Space Telescope Science
The adventuring cinema archeologist Indiana Jones would be delighted to find a long-sought relic in his own backyard. Astronomers have gotten lucky enough to achieve such a quest. They identified a very rare and odd assemblage of stars that has remained essentially unchanged for the past 10 billion years. The diffuse stellar island provides valuable new insights into the origin and evolution of galaxies billions of years ago.
As far as galaxy evolution goes, this object is clearly a case of “arrested development.” The galaxy, NGC 1277, started its life with a bang long ago, ferociously churning out stars 1,000 times faster than seen in our own Milky Way today. But it abruptly went quiescent as the baby boomer stars aged and grew ever redder. Though Hubble has seen such “red and dead” galaxies in the early universe, one has never been conclusively found nearby. Where the early galaxies are so distant, they are just red dots in Hubble deep-sky images. NGC 1277 offers a unique opportunity to see one up close and personal.

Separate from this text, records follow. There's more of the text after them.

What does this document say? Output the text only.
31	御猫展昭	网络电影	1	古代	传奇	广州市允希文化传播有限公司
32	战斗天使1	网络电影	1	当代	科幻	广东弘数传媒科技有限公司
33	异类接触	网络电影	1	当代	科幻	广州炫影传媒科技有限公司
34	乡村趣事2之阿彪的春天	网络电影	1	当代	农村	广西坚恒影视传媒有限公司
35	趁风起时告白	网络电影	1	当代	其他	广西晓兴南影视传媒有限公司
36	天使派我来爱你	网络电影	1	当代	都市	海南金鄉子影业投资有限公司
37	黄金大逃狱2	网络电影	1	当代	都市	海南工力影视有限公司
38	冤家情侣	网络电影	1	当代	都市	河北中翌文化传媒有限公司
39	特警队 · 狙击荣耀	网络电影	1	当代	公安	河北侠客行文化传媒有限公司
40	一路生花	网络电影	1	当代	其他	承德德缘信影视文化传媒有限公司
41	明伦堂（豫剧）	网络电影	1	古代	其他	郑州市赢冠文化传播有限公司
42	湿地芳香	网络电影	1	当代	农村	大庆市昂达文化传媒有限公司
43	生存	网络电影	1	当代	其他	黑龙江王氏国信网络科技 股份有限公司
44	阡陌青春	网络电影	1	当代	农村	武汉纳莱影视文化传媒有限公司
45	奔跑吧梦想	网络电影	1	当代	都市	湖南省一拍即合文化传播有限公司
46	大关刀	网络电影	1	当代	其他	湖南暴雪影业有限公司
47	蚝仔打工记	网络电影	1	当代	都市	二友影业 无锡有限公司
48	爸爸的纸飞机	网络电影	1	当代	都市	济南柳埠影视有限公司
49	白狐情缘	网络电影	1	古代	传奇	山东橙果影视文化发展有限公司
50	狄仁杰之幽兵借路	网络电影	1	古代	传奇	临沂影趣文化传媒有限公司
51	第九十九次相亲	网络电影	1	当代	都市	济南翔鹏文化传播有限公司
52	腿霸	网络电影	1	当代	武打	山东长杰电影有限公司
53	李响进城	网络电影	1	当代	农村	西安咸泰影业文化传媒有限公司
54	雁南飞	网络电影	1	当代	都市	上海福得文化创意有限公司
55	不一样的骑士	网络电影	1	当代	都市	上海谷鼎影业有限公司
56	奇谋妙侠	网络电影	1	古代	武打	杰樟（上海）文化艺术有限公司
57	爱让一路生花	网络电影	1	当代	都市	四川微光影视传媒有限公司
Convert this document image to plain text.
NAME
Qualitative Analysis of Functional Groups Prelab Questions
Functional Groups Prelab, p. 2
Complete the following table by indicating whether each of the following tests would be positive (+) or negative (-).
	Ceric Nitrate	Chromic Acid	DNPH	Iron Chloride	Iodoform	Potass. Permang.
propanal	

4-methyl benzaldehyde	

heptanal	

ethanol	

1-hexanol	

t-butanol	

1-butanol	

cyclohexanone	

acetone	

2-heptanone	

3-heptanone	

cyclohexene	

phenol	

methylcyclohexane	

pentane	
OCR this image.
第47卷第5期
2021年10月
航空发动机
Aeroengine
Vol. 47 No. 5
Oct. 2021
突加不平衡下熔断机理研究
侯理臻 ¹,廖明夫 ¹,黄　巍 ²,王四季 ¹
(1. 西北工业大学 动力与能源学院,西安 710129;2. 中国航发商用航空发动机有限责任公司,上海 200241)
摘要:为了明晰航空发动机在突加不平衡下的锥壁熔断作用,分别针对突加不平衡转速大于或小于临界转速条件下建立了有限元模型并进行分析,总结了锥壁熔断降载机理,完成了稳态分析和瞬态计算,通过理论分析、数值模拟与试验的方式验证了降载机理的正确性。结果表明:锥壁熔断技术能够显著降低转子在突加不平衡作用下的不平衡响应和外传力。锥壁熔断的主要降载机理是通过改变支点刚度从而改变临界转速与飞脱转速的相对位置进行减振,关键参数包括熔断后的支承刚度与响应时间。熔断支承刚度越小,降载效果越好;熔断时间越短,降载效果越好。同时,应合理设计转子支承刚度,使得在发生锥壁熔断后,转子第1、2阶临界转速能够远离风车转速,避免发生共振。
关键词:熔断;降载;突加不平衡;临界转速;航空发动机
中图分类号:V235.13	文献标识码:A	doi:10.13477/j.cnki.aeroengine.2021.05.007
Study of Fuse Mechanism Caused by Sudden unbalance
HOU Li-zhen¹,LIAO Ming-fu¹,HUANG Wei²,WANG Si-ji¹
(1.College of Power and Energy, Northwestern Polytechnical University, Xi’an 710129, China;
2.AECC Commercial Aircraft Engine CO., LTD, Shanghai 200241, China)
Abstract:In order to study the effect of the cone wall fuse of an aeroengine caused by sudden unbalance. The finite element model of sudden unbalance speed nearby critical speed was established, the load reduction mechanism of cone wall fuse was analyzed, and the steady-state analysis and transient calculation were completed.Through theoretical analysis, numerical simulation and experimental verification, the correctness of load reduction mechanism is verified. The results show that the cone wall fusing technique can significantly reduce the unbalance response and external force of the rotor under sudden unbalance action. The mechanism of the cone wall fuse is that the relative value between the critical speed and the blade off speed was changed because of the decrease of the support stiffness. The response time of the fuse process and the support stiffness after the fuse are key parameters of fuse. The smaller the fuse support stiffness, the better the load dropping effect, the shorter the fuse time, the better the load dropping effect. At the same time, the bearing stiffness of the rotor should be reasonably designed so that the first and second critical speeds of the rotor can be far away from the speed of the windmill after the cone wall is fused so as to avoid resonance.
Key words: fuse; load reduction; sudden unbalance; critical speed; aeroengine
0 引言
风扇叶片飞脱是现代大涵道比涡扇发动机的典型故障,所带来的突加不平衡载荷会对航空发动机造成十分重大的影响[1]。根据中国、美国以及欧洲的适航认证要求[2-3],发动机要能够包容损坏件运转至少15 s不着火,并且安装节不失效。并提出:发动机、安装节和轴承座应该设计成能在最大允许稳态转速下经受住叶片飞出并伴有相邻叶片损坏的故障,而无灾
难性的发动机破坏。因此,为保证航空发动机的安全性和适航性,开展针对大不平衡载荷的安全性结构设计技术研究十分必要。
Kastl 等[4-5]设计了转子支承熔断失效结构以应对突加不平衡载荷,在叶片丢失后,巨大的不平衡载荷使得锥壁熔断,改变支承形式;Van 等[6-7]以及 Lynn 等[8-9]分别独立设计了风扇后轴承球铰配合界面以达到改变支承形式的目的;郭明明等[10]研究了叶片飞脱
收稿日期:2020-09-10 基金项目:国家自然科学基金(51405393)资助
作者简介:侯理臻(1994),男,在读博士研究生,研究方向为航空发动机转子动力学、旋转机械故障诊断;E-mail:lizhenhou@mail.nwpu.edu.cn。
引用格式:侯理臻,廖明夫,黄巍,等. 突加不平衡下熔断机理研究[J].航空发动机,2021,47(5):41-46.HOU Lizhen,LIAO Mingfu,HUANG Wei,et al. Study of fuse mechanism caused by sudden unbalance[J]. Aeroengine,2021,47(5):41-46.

The telltale sign of the galaxy’s state lies in the ancient globular clusters that swarm around it. Massive galaxies tend to have both metal-poor (appearing blue) and metal-rich (appearing red) globular clusters. The red clusters are believed to form as the galaxy forms, while the blue clusters are later brought in as smaller satellites are swallowed by the central galaxy. However, NGC 1277 is almost entirely lacking in blue globular clusters. The red clusters are the strongest evidence that the galaxy went out of the star-making business long ago. However, the lack of blue clusters suggests that NGC 1277 never grew further by gobbling up surrounding galaxies.